そのあと、鈍い音がした。
「玲実…っ!」
翔の声が大きくなる。
「どうして玲実が死ななあかんの?死ぬんは俺やろっ!」
そんなことない…どうしてそんなこと言うの?
…ダメだ。喋る気力が無い。考えるだけで精一杯。顔を見ることすらしんどい。意識がふらふらとする…
「本当の…」
翔が震えている…でもお願い、教えて?
「自由を奪ってしまった…小さい子に、どうしてなんやろな、俺は…お前は、それで自分が解らなくなって力に助けを求めた」
そうなんだ…知らなかった。
「俺はお前を好きになったらあかんかったのにな…」
そんなことない。気持ちに嘘、つかないで?
「玲実…俺、好きなんや。

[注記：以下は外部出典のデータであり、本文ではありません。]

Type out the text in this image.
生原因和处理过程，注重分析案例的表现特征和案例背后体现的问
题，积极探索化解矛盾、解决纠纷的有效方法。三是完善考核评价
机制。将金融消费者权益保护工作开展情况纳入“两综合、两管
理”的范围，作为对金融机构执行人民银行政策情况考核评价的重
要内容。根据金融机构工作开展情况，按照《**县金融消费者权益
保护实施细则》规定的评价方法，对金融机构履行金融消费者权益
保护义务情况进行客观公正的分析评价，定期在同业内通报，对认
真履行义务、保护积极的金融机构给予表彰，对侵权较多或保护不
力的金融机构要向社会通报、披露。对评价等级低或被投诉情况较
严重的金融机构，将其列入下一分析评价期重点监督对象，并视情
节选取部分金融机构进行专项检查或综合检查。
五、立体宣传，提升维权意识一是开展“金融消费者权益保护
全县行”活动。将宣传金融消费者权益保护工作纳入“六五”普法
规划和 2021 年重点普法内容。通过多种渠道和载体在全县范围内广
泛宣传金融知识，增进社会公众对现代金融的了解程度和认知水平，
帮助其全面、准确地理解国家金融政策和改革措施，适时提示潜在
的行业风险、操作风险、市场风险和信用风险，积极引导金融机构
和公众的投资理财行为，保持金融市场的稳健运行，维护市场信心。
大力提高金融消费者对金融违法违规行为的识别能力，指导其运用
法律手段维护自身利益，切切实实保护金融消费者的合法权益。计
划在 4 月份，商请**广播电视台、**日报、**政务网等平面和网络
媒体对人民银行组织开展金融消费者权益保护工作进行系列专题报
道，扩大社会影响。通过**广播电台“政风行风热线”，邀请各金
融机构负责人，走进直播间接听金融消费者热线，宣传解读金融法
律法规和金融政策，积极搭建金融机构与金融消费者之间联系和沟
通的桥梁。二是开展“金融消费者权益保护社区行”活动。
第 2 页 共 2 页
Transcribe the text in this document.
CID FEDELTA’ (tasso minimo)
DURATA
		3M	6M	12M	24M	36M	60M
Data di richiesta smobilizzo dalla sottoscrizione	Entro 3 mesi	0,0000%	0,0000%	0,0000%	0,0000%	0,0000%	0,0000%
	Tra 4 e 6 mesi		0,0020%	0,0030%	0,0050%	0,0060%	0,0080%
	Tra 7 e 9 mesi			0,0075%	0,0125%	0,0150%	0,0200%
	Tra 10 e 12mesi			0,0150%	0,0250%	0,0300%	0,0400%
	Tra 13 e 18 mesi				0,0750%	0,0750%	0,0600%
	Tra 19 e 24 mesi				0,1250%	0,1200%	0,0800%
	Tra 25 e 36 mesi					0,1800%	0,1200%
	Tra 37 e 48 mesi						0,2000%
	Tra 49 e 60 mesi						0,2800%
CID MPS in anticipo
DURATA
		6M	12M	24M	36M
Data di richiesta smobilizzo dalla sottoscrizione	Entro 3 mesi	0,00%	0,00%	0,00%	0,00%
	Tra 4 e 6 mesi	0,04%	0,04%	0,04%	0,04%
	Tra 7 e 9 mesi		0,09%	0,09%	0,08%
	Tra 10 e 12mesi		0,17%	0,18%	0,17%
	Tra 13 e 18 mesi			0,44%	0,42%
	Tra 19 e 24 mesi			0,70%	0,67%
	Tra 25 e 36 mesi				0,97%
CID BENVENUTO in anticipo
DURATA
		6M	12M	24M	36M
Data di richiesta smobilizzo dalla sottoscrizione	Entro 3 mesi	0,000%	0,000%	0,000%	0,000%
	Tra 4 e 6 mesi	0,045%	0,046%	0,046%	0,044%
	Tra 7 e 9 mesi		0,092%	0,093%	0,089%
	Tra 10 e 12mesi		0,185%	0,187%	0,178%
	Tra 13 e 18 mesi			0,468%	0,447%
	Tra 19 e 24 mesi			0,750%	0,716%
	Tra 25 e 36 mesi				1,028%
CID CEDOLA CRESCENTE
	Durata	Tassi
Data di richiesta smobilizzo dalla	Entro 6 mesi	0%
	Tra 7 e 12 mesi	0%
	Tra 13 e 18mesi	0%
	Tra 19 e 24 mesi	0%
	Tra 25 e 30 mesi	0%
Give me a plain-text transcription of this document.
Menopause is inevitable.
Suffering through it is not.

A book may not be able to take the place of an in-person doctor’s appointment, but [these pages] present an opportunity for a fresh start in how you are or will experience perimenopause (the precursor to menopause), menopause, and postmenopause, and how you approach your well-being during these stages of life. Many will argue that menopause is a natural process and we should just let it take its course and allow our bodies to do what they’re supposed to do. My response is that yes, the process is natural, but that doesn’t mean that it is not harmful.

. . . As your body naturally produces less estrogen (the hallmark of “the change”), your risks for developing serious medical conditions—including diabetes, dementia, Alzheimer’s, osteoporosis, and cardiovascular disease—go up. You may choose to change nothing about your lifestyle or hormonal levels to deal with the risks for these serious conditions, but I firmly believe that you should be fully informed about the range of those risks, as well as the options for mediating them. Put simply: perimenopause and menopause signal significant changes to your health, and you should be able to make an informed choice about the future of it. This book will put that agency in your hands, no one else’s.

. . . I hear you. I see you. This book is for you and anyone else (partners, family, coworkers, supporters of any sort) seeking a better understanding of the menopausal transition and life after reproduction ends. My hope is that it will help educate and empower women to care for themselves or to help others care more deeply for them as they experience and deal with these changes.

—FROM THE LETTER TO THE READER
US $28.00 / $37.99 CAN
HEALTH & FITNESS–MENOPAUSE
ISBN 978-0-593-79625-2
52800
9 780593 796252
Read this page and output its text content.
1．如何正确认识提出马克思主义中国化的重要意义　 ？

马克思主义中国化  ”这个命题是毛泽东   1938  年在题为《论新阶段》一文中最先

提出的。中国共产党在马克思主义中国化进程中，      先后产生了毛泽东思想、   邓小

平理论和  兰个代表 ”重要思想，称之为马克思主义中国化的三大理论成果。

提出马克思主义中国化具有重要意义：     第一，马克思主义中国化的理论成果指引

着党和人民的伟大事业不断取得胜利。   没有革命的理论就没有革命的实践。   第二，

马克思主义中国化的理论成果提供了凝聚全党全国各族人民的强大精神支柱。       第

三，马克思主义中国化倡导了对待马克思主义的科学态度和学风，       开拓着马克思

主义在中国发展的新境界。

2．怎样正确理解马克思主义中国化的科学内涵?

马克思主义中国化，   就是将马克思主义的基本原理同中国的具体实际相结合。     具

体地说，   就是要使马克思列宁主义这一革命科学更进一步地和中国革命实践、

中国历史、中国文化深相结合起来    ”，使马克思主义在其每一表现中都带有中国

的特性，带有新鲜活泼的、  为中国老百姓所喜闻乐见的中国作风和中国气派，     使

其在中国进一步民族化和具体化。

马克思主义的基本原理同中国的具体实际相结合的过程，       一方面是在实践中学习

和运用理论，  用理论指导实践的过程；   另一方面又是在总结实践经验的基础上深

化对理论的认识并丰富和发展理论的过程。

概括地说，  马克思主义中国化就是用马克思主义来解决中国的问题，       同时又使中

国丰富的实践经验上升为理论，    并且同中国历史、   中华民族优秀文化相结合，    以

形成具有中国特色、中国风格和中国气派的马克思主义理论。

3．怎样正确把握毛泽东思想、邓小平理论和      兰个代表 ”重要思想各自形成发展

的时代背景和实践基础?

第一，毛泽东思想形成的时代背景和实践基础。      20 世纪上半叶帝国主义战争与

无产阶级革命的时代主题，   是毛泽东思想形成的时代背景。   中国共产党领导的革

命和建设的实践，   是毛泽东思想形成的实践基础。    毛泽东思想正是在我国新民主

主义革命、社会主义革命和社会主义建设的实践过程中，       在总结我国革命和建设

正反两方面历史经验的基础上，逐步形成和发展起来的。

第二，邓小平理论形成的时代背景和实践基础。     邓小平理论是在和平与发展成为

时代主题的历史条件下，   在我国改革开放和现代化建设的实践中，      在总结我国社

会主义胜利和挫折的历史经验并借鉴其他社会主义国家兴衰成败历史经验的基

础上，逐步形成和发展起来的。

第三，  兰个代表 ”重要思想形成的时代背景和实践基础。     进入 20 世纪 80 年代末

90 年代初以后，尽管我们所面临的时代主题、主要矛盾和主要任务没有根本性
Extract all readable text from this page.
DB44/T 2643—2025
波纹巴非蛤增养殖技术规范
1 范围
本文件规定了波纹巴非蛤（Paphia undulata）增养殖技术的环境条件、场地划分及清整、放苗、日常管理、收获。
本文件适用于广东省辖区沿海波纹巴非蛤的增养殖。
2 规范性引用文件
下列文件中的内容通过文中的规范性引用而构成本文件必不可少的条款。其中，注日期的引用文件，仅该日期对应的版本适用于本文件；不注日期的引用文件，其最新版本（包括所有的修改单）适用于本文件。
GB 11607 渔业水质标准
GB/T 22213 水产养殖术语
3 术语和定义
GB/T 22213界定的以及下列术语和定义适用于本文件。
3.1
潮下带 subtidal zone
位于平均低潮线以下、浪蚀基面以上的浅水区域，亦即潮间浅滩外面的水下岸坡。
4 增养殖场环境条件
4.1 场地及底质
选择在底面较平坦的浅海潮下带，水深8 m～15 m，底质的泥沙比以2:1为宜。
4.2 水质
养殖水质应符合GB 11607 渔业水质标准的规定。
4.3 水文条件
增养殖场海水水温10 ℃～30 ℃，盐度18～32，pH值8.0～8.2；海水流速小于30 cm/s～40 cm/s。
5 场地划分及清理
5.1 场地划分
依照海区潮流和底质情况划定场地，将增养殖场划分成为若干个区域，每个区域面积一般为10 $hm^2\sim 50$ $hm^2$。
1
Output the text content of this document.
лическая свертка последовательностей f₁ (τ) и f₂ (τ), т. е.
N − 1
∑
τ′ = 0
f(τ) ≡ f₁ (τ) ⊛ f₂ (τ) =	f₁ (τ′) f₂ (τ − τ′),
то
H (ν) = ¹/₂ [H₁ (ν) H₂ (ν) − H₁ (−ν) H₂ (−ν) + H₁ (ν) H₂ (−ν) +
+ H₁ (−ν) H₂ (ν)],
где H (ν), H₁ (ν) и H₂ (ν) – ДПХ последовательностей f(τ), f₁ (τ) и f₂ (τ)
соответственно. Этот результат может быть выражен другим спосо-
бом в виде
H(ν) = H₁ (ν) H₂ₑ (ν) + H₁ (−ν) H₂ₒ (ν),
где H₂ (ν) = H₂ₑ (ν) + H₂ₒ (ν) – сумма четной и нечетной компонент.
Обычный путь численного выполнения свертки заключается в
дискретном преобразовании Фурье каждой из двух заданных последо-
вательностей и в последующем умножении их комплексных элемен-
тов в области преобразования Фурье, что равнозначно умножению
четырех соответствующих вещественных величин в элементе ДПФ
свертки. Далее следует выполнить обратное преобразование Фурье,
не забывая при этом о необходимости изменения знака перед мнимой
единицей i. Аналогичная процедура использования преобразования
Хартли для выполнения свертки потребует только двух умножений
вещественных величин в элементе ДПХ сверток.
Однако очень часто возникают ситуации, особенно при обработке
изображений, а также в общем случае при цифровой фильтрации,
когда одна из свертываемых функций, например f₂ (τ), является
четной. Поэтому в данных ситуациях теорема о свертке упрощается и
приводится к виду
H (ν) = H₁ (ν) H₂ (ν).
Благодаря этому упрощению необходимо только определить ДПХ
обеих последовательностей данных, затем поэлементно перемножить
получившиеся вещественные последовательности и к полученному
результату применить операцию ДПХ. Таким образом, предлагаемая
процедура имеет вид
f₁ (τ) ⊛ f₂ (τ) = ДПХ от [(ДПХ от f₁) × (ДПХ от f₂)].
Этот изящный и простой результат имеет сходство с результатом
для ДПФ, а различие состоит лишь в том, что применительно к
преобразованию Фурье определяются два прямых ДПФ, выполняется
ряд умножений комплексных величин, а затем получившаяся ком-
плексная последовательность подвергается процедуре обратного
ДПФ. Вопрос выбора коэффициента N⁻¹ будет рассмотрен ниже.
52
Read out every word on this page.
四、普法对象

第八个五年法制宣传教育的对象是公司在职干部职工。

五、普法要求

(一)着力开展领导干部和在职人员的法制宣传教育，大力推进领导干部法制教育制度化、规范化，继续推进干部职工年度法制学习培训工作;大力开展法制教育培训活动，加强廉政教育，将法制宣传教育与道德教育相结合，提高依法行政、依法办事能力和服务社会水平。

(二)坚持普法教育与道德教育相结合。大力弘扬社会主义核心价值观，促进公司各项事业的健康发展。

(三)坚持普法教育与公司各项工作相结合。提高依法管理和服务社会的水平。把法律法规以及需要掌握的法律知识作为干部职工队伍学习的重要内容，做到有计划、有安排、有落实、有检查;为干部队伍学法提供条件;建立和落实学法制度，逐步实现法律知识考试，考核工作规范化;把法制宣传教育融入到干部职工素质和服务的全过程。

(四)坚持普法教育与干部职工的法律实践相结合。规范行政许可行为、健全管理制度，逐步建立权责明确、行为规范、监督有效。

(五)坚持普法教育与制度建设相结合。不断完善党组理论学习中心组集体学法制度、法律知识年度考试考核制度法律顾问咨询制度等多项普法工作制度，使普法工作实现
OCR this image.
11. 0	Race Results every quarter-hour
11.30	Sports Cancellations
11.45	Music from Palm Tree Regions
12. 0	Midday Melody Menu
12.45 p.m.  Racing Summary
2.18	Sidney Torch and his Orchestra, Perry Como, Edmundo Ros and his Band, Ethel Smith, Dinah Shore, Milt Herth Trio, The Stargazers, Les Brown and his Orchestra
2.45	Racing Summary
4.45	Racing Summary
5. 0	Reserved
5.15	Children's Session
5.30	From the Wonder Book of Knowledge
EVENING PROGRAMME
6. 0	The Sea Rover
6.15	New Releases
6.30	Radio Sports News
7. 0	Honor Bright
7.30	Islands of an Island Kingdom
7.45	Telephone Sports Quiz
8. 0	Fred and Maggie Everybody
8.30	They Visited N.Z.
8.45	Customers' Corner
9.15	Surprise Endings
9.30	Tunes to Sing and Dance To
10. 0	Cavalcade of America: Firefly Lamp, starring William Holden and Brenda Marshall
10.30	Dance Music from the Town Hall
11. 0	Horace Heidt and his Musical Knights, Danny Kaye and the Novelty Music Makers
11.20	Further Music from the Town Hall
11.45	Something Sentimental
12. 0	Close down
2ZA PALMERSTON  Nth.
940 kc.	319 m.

やっぱ玲実が好きや。どうか…どうか死なないで?」
ありがとう。翔…翔の体温、あったかくて、落ち着くよ。
「生きてや…っ!」
唇が私の頬に触れた。その瞬間何故かフワッと体が軽くなって、スッと瞼が開いた。
「玲実…っ!」
翔がぎゅっと抱きしめてくれた。嬉しかった。それで私は恐怖の大きさをやっと感じた。涙が溢れてきた。私も翔を抱きしめ返した。